The company opened six new stores from 2014 to 2024 as it sought to compete with the expansion of national farm supply chains in the Pacific Northwest, including in suburban markets on the Interstate 5 corridor. Wheeler also attributed the growth of farm supply stores to the revival of urban chicken keeping in Northwestern cities, which had been permitted through new ordinances passed in the 2000s and 2010s. Coastal began holding seminars on raising chickens for their suburban clientele and periodically supplied free chicks to customers who purchased feed. In December 2021, Wheeler announced that he had sold a majority stake in Coastal to Nolan Capital, a private equity firm based in California.
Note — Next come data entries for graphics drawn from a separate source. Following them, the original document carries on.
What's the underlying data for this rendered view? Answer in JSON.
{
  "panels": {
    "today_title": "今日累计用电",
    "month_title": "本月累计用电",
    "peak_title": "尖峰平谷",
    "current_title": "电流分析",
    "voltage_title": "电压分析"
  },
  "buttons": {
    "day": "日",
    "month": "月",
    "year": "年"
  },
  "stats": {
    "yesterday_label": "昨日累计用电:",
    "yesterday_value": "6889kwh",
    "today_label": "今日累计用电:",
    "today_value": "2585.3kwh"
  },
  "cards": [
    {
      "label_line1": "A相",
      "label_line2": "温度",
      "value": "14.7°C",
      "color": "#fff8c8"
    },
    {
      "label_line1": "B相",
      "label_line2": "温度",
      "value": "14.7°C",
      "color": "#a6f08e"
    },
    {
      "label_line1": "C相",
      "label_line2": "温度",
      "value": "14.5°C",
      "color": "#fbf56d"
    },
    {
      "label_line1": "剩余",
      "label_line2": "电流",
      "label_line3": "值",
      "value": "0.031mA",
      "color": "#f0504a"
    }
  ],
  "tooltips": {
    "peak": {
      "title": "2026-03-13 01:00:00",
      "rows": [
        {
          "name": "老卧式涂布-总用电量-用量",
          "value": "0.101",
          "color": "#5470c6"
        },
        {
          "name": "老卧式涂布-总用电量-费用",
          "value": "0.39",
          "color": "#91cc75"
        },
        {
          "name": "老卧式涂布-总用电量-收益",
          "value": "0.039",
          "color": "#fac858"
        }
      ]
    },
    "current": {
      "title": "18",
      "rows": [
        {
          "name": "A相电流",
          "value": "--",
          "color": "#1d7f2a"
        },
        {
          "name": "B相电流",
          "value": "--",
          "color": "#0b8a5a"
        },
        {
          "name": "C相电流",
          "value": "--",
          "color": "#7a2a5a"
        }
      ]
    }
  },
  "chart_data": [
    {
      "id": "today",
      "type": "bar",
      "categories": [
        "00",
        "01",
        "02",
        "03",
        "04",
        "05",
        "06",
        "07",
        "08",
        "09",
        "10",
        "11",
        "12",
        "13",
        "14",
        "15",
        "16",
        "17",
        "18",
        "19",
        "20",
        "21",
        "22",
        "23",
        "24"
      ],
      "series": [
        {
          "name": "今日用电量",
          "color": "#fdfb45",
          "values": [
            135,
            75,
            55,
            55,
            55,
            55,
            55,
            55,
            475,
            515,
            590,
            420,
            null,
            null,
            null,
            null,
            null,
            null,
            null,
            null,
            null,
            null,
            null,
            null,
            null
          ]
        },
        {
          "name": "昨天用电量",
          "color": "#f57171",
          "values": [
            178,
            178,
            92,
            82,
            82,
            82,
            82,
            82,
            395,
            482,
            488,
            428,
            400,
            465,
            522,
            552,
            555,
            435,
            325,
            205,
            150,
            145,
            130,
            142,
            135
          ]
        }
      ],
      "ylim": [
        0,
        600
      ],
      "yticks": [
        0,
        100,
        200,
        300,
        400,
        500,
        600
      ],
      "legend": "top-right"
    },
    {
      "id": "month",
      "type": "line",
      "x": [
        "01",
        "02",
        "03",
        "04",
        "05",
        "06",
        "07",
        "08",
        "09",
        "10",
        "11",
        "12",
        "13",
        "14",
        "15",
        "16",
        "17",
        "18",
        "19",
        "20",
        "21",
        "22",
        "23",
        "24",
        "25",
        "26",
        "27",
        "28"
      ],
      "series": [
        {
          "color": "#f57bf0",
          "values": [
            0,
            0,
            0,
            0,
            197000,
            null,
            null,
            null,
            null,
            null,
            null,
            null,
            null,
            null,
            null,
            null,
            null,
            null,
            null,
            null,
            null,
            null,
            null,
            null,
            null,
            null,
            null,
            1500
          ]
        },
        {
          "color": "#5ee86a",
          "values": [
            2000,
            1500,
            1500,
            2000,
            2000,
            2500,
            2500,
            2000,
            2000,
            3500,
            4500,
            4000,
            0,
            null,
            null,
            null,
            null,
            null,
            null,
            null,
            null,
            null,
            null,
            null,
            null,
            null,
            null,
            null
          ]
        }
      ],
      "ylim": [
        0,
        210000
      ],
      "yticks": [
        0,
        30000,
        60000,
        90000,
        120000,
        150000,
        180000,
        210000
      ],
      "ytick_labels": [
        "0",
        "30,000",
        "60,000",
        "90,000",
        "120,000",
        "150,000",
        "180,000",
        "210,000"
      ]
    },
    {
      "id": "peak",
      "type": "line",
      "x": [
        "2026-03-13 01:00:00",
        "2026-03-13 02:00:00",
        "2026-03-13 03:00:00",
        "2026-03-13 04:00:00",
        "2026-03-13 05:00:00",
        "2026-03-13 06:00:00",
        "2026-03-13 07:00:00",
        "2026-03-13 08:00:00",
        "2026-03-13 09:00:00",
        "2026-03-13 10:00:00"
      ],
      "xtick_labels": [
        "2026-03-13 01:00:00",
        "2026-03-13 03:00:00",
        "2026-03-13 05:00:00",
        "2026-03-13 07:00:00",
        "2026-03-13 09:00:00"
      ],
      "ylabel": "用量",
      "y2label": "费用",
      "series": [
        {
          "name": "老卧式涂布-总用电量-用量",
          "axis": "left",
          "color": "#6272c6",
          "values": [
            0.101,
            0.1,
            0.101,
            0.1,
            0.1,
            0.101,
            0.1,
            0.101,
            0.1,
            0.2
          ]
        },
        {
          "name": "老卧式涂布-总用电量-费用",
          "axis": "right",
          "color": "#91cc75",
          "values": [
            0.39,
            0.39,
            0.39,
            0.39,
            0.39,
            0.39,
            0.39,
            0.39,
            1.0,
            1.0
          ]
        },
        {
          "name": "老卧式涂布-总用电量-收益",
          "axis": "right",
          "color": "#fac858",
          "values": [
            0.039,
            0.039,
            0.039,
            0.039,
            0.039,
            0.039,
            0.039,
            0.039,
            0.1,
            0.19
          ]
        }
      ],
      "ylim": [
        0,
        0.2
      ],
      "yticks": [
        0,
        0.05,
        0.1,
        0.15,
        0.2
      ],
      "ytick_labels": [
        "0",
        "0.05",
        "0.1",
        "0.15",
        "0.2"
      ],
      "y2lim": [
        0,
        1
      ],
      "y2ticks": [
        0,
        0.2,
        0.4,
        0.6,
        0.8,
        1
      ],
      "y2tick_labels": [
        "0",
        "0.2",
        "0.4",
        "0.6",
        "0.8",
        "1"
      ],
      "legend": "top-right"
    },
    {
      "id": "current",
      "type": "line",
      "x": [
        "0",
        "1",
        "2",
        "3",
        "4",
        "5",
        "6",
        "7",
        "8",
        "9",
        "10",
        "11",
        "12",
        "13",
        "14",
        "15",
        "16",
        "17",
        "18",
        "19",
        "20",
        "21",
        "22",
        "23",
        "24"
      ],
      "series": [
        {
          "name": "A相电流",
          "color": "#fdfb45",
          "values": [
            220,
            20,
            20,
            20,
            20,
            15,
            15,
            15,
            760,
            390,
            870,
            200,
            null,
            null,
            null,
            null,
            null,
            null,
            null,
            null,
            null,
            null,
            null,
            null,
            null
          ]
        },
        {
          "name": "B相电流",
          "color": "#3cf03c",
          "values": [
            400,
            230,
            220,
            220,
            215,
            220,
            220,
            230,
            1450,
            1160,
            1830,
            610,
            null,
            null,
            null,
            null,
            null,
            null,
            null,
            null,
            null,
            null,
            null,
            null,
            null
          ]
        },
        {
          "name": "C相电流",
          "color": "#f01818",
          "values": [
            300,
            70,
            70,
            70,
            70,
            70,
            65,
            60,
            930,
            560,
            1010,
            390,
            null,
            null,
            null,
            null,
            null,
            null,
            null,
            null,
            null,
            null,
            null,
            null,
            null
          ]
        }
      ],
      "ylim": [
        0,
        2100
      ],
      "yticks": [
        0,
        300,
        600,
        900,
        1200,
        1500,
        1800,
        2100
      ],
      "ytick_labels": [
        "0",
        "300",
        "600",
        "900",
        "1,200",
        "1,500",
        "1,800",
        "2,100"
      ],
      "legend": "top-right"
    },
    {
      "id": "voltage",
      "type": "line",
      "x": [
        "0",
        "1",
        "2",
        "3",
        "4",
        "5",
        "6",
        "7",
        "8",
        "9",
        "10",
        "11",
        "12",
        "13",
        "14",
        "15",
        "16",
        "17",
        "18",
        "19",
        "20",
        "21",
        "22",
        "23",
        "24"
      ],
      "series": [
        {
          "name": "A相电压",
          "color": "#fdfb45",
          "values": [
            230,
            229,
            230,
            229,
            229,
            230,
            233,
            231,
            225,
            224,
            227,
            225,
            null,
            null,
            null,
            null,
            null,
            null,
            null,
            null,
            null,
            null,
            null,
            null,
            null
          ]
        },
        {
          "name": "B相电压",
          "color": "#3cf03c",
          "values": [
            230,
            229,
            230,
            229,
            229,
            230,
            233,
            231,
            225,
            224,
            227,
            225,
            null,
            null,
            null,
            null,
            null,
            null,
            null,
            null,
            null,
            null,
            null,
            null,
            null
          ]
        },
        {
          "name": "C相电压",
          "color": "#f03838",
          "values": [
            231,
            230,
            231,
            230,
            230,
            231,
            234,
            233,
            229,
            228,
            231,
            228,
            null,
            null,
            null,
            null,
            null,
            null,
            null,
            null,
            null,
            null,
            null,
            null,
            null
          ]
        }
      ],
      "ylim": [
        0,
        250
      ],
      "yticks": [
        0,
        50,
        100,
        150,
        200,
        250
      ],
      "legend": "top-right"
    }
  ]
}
Coastal announced in January 2023 that it would merge with C-A-L Ranch, an Idaho-based chain with 33 stores in the Mountain states of the Western U.S. The two chains serve a similar market in their respective regions and would retain their separate branding in the combined 54-store company. C-A-L Ranch was founded in 1959 in Idaho Falls, Idaho, by three members of the Murphy family, who used their first initials for the company's name.

==Locations==

As of 2024, Coastal Farm & Ranch has 21 locations in the U.S. states of Oregon and Washington. Select locations also include an in-store veterinary clinic, named Good Neighbor Vet, that also operates mobile services. C-A-L Ranch has 33 stores in Arizona, Idaho, Nevada, and Utah. The stores sell farm equipment, sporting goods, tools, auto supplies, and clothing; the inventory varies by location to suit local needs. The company's headquarters are at its store and distribution center in Albany, Oregon.